Fig. 1 Death in Passchendaele exactly as my grandfather described it
Had the public seen, and seen repeatedly, what death looked like between 1914 and 1918 perhaps the public outcry would have brought it to an early end. Or not.
The dead then are the cartridge empties of today.
Beyond comprehending the opportunities of open learning and the theory behind the processes that occur we as ‘educators’ still need to deliver content, to create an event, put on a show, get attention, set the tone for a programme of work. Martin Weller thinks that being media savvy is to add some downloaded graphics or snapshots to a slide, actually, the art and skill of communication as anyone in advertising will tell you is far more able to leave an impression. Making a bar of soap interesting is a challenge, making war interesting should be easy so long as you stick to what attracts interest: fighting and death. Three decades listening to my grandfather and I can only now take on board what it must have been like to be stuck, repeatedly, in a confined space, in harms way, with a buddy or two at your side, horribly wounded and slowly dying.
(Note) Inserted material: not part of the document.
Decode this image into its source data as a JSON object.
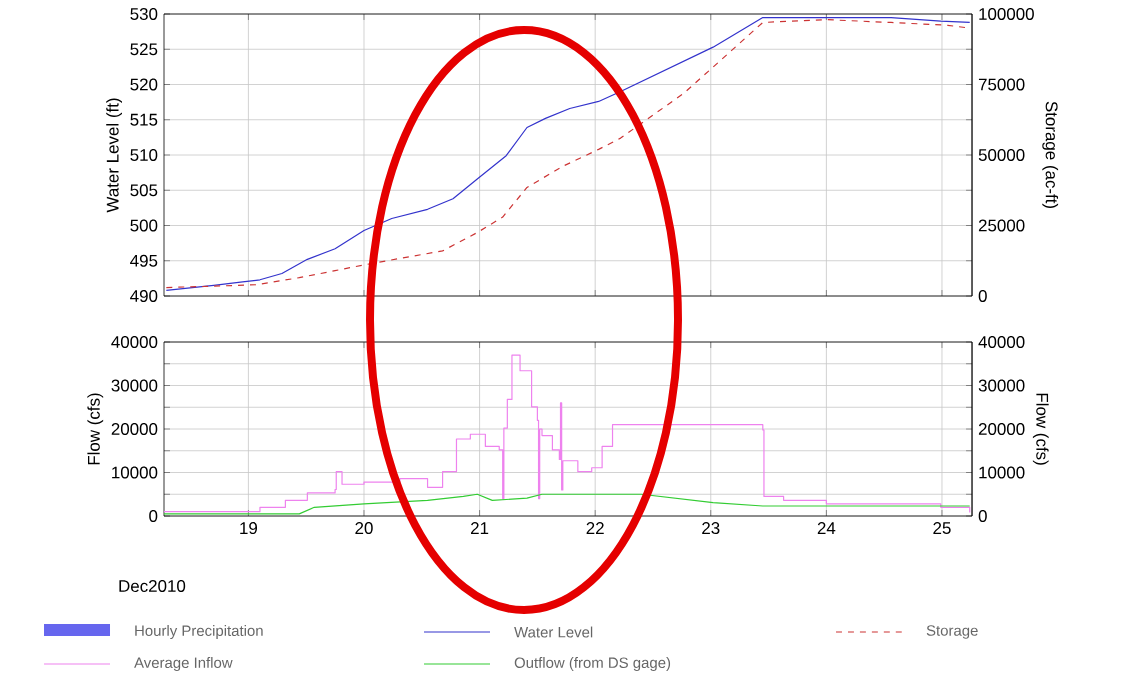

Fig. 2. Marking the spot where my grandfather buried Dick Piper and Henry Gartenfeld
75 years after these events my grandfather returned to the very spot where this occurred and he broke down to think how they died, and why they died and the lives they never had but deserved, let along the wife and kids one left behind. He never recovered from that trip and died himself a few months later – it was as if death had touched him to the soul and after 97 years he could put it off no longer.